Axel Fuchs: Es stimmt, dass sowohl ich als auch der Landrat und die Brainergy Park GmbH gesagt haben: Wenn wir eine Möglichkeit sehen, das Glashaus zu erhalten, werden wir das tun. Wenn das Gebäude saniert und umgenutzt wird, muss ein Bauantrag gestellt werden, und dann gilt für das Glashaus, was für alle Gebäude im Brainergy Park verpflichtend ist, nämlich der Energiestandard kfw 70. Dafür müssen bestimmte energetische und technische Voraussetzungen erfüllt sein. Wir haben jetzt einen Architekten hinzugezogen, der bei der Ortsbesichtigung alleine die Dämmung der Sendehallen auf 10 Millionen Euro geschätzt hat. Dazu kommt, dass uns im März die Nachricht erreicht hat, dass dieses Gelände für die Wasserstoffproduktion benötigt wird. Die Wasserstoffelektrolyse-Anlage ist hochsensibel und macht eine bestimmte Abstandsfläche notwendig. Auch deshalb ist sie ganz am Rande des Gewerbegebietes angesiedelt. Bauordnungsrechtlich kann darum nicht ein paar Meter weiter ein Museum entstehen, zu dem darüber hinaus die Besucher auch gar keinen Zugang hätten.

Hat es ein Alternativangebot an die Initiativgruppe Rundfunksendestelle gegeben?

Axel Fuchs: Es ist von mir mündlich ein Angebot formuliert worden. Frank Drewes hat sich Gedanken über einen alternativen Standort für ein „Funker-Museum“ gemacht.

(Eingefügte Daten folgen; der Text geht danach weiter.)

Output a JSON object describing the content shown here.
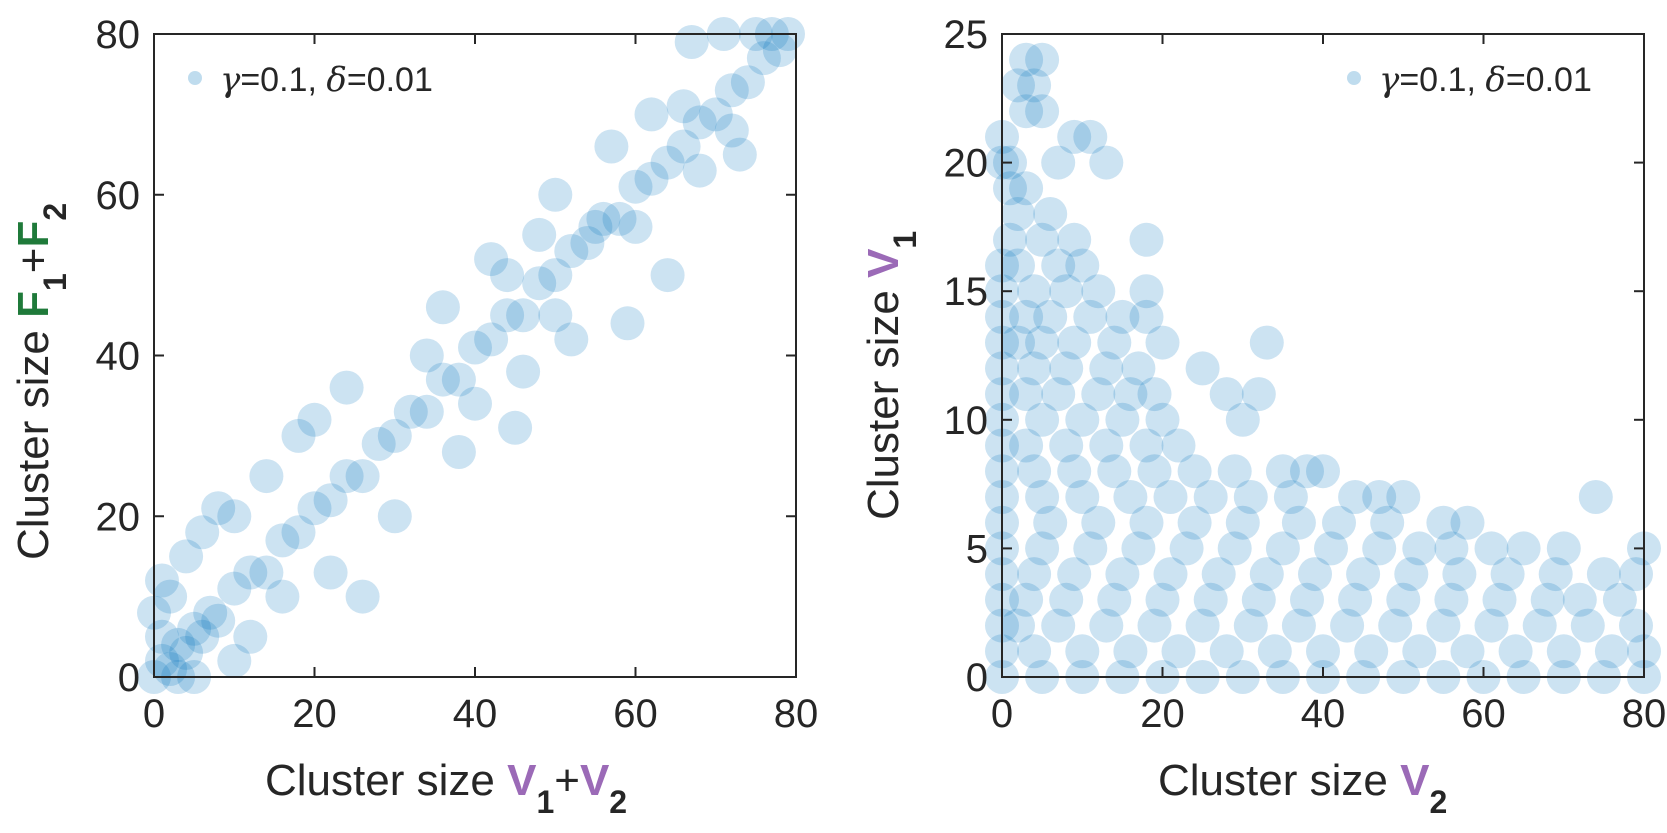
{
  "colors": {
    "marker": "#0072bd",
    "axis": "#262626",
    "v_symbol": "#9b6ab7",
    "f_symbol": "#1f7a3a"
  },
  "chart_data": [
    {
      "type": "scatter",
      "xlabel": {
        "prefix": "Cluster size ",
        "sym1": "V",
        "sub1": "1",
        "plus": "+",
        "sym2": "V",
        "sub2": "2"
      },
      "ylabel": {
        "prefix": "Cluster size ",
        "sym1": "F",
        "sub1": "1",
        "plus": "+",
        "sym2": "F",
        "sub2": "2"
      },
      "xlim": [
        0,
        80
      ],
      "ylim": [
        0,
        80
      ],
      "xticks": [
        0,
        20,
        40,
        60,
        80
      ],
      "yticks": [
        0,
        20,
        40,
        60,
        80
      ],
      "legend": {
        "position": "top-left",
        "gamma_sym": "γ",
        "gamma_val": "=0.1, ",
        "delta_sym": "δ",
        "delta_val": "=0.01"
      },
      "grid": false,
      "marker_alpha": 0.2,
      "series": [
        {
          "name": "γ=0.1, δ=0.01",
          "points": [
            [
              0,
              0
            ],
            [
              1,
              2
            ],
            [
              2,
              1
            ],
            [
              3,
              4
            ],
            [
              4,
              3
            ],
            [
              5,
              6
            ],
            [
              6,
              5
            ],
            [
              7,
              8
            ],
            [
              8,
              7
            ],
            [
              10,
              11
            ],
            [
              12,
              13
            ],
            [
              14,
              13
            ],
            [
              16,
              17
            ],
            [
              18,
              18
            ],
            [
              20,
              21
            ],
            [
              22,
              22
            ],
            [
              24,
              25
            ],
            [
              26,
              25
            ],
            [
              28,
              29
            ],
            [
              30,
              30
            ],
            [
              32,
              33
            ],
            [
              34,
              33
            ],
            [
              36,
              37
            ],
            [
              38,
              37
            ],
            [
              40,
              41
            ],
            [
              42,
              42
            ],
            [
              44,
              45
            ],
            [
              46,
              45
            ],
            [
              48,
              49
            ],
            [
              50,
              50
            ],
            [
              52,
              53
            ],
            [
              54,
              54
            ],
            [
              56,
              57
            ],
            [
              58,
              57
            ],
            [
              60,
              61
            ],
            [
              62,
              62
            ],
            [
              64,
              64
            ],
            [
              66,
              66
            ],
            [
              68,
              69
            ],
            [
              70,
              70
            ],
            [
              72,
              73
            ],
            [
              74,
              74
            ],
            [
              76,
              77
            ],
            [
              78,
              78
            ],
            [
              77,
              80
            ],
            [
              75,
              80
            ],
            [
              79,
              80
            ],
            [
              71,
              80
            ],
            [
              4,
              15
            ],
            [
              6,
              18
            ],
            [
              8,
              21
            ],
            [
              5,
              0
            ],
            [
              10,
              2
            ],
            [
              12,
              5
            ],
            [
              16,
              10
            ],
            [
              20,
              32
            ],
            [
              24,
              36
            ],
            [
              26,
              10
            ],
            [
              36,
              46
            ],
            [
              45,
              31
            ],
            [
              50,
              60
            ],
            [
              52,
              42
            ],
            [
              55,
              56
            ],
            [
              59,
              44
            ],
            [
              57,
              66
            ],
            [
              64,
              50
            ],
            [
              67,
              79
            ],
            [
              66,
              71
            ],
            [
              73,
              65
            ],
            [
              10,
              20
            ],
            [
              14,
              25
            ],
            [
              18,
              30
            ],
            [
              22,
              13
            ],
            [
              30,
              20
            ],
            [
              34,
              40
            ],
            [
              38,
              28
            ],
            [
              42,
              52
            ],
            [
              46,
              38
            ],
            [
              2,
              10
            ],
            [
              1,
              5
            ],
            [
              3,
              0
            ],
            [
              0,
              8
            ],
            [
              1,
              12
            ],
            [
              50,
              45
            ],
            [
              48,
              55
            ],
            [
              40,
              34
            ],
            [
              44,
              50
            ],
            [
              60,
              56
            ],
            [
              62,
              70
            ],
            [
              68,
              63
            ],
            [
              72,
              68
            ]
          ]
        }
      ]
    },
    {
      "type": "scatter",
      "xlabel": {
        "prefix": "Cluster size ",
        "sym1": "V",
        "sub1": "2"
      },
      "ylabel": {
        "prefix": "Cluster size ",
        "sym1": "V",
        "sub1": "1"
      },
      "xlim": [
        0,
        80
      ],
      "ylim": [
        0,
        25
      ],
      "xticks": [
        0,
        20,
        40,
        60,
        80
      ],
      "yticks": [
        0,
        5,
        10,
        15,
        20,
        25
      ],
      "legend": {
        "position": "top-right",
        "gamma_sym": "γ",
        "gamma_val": "=0.1, ",
        "delta_sym": "δ",
        "delta_val": "=0.01"
      },
      "grid": false,
      "marker_alpha": 0.2,
      "series": [
        {
          "name": "γ=0.1, δ=0.01",
          "points": [
            [
              3,
              24
            ],
            [
              5,
              24
            ],
            [
              2,
              23
            ],
            [
              4,
              23
            ],
            [
              3,
              22
            ],
            [
              5,
              22
            ],
            [
              0,
              21
            ],
            [
              9,
              21
            ],
            [
              11,
              21
            ],
            [
              0,
              20
            ],
            [
              1,
              20
            ],
            [
              7,
              20
            ],
            [
              13,
              20
            ],
            [
              1,
              19
            ],
            [
              3,
              19
            ],
            [
              2,
              18
            ],
            [
              6,
              18
            ],
            [
              1,
              17
            ],
            [
              5,
              17
            ],
            [
              9,
              17
            ],
            [
              18,
              17
            ],
            [
              0,
              16
            ],
            [
              2,
              16
            ],
            [
              7,
              16
            ],
            [
              10,
              16
            ],
            [
              0,
              15
            ],
            [
              4,
              15
            ],
            [
              8,
              15
            ],
            [
              12,
              15
            ],
            [
              18,
              15
            ],
            [
              0,
              14
            ],
            [
              3,
              14
            ],
            [
              6,
              14
            ],
            [
              11,
              14
            ],
            [
              15,
              14
            ],
            [
              18,
              14
            ],
            [
              0,
              13
            ],
            [
              2,
              13
            ],
            [
              5,
              13
            ],
            [
              9,
              13
            ],
            [
              14,
              13
            ],
            [
              20,
              13
            ],
            [
              33,
              13
            ],
            [
              0,
              12
            ],
            [
              4,
              12
            ],
            [
              8,
              12
            ],
            [
              13,
              12
            ],
            [
              17,
              12
            ],
            [
              25,
              12
            ],
            [
              0,
              11
            ],
            [
              3,
              11
            ],
            [
              7,
              11
            ],
            [
              12,
              11
            ],
            [
              16,
              11
            ],
            [
              19,
              11
            ],
            [
              28,
              11
            ],
            [
              32,
              11
            ],
            [
              0,
              10
            ],
            [
              5,
              10
            ],
            [
              10,
              10
            ],
            [
              15,
              10
            ],
            [
              20,
              10
            ],
            [
              30,
              10
            ],
            [
              0,
              9
            ],
            [
              3,
              9
            ],
            [
              8,
              9
            ],
            [
              13,
              9
            ],
            [
              18,
              9
            ],
            [
              22,
              9
            ],
            [
              0,
              8
            ],
            [
              4,
              8
            ],
            [
              9,
              8
            ],
            [
              14,
              8
            ],
            [
              19,
              8
            ],
            [
              24,
              8
            ],
            [
              29,
              8
            ],
            [
              35,
              8
            ],
            [
              38,
              8
            ],
            [
              40,
              8
            ],
            [
              0,
              7
            ],
            [
              5,
              7
            ],
            [
              10,
              7
            ],
            [
              16,
              7
            ],
            [
              21,
              7
            ],
            [
              26,
              7
            ],
            [
              31,
              7
            ],
            [
              36,
              7
            ],
            [
              44,
              7
            ],
            [
              47,
              7
            ],
            [
              50,
              7
            ],
            [
              74,
              7
            ],
            [
              0,
              6
            ],
            [
              6,
              6
            ],
            [
              12,
              6
            ],
            [
              18,
              6
            ],
            [
              24,
              6
            ],
            [
              30,
              6
            ],
            [
              37,
              6
            ],
            [
              42,
              6
            ],
            [
              48,
              6
            ],
            [
              55,
              6
            ],
            [
              58,
              6
            ],
            [
              0,
              5
            ],
            [
              5,
              5
            ],
            [
              11,
              5
            ],
            [
              17,
              5
            ],
            [
              23,
              5
            ],
            [
              29,
              5
            ],
            [
              35,
              5
            ],
            [
              41,
              5
            ],
            [
              47,
              5
            ],
            [
              52,
              5
            ],
            [
              56,
              5
            ],
            [
              61,
              5
            ],
            [
              65,
              5
            ],
            [
              70,
              5
            ],
            [
              80,
              5
            ],
            [
              0,
              4
            ],
            [
              4,
              4
            ],
            [
              9,
              4
            ],
            [
              15,
              4
            ],
            [
              21,
              4
            ],
            [
              27,
              4
            ],
            [
              33,
              4
            ],
            [
              39,
              4
            ],
            [
              45,
              4
            ],
            [
              51,
              4
            ],
            [
              57,
              4
            ],
            [
              63,
              4
            ],
            [
              69,
              4
            ],
            [
              75,
              4
            ],
            [
              79,
              4
            ],
            [
              0,
              3
            ],
            [
              3,
              3
            ],
            [
              8,
              3
            ],
            [
              14,
              3
            ],
            [
              20,
              3
            ],
            [
              26,
              3
            ],
            [
              32,
              3
            ],
            [
              38,
              3
            ],
            [
              44,
              3
            ],
            [
              50,
              3
            ],
            [
              56,
              3
            ],
            [
              62,
              3
            ],
            [
              68,
              3
            ],
            [
              72,
              3
            ],
            [
              77,
              3
            ],
            [
              0,
              2
            ],
            [
              2,
              2
            ],
            [
              7,
              2
            ],
            [
              13,
              2
            ],
            [
              19,
              2
            ],
            [
              25,
              2
            ],
            [
              31,
              2
            ],
            [
              37,
              2
            ],
            [
              43,
              2
            ],
            [
              49,
              2
            ],
            [
              55,
              2
            ],
            [
              61,
              2
            ],
            [
              67,
              2
            ],
            [
              73,
              2
            ],
            [
              79,
              2
            ],
            [
              0,
              1
            ],
            [
              4,
              1
            ],
            [
              10,
              1
            ],
            [
              16,
              1
            ],
            [
              22,
              1
            ],
            [
              28,
              1
            ],
            [
              34,
              1
            ],
            [
              40,
              1
            ],
            [
              46,
              1
            ],
            [
              52,
              1
            ],
            [
              58,
              1
            ],
            [
              64,
              1
            ],
            [
              70,
              1
            ],
            [
              76,
              1
            ],
            [
              80,
              1
            ],
            [
              0,
              0
            ],
            [
              5,
              0
            ],
            [
              10,
              0
            ],
            [
              15,
              0
            ],
            [
              20,
              0
            ],
            [
              25,
              0
            ],
            [
              30,
              0
            ],
            [
              35,
              0
            ],
            [
              40,
              0
            ],
            [
              45,
              0
            ],
            [
              50,
              0
            ],
            [
              55,
              0
            ],
            [
              60,
              0
            ],
            [
              65,
              0
            ],
            [
              70,
              0
            ],
            [
              75,
              0
            ],
            [
              80,
              0
            ]
          ]
        }
      ]
    }
  ]
}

Frank Drewes: Mein Vorschlag war, den musealen Bereich dahin zu bringen, wo er hingehört: In die Brainergy-Village, wo wirklich Publikumsverkehr ist. Wir wollen im Hauptantrag auch ein Besucherzentrum verankern, in dem wir die Identität der Merscher Höhe aufarbeiten. Es ist für den Brainergy Park auch sinnstiftend, einerseits die Zukunft zu zeigen, aber auch die Geschichte zu präsentieren und so für die Nachwelt zu erhalten – und das im Herzen der Brainergy-Village in neuen Räumen auf höchstem technischen Standard.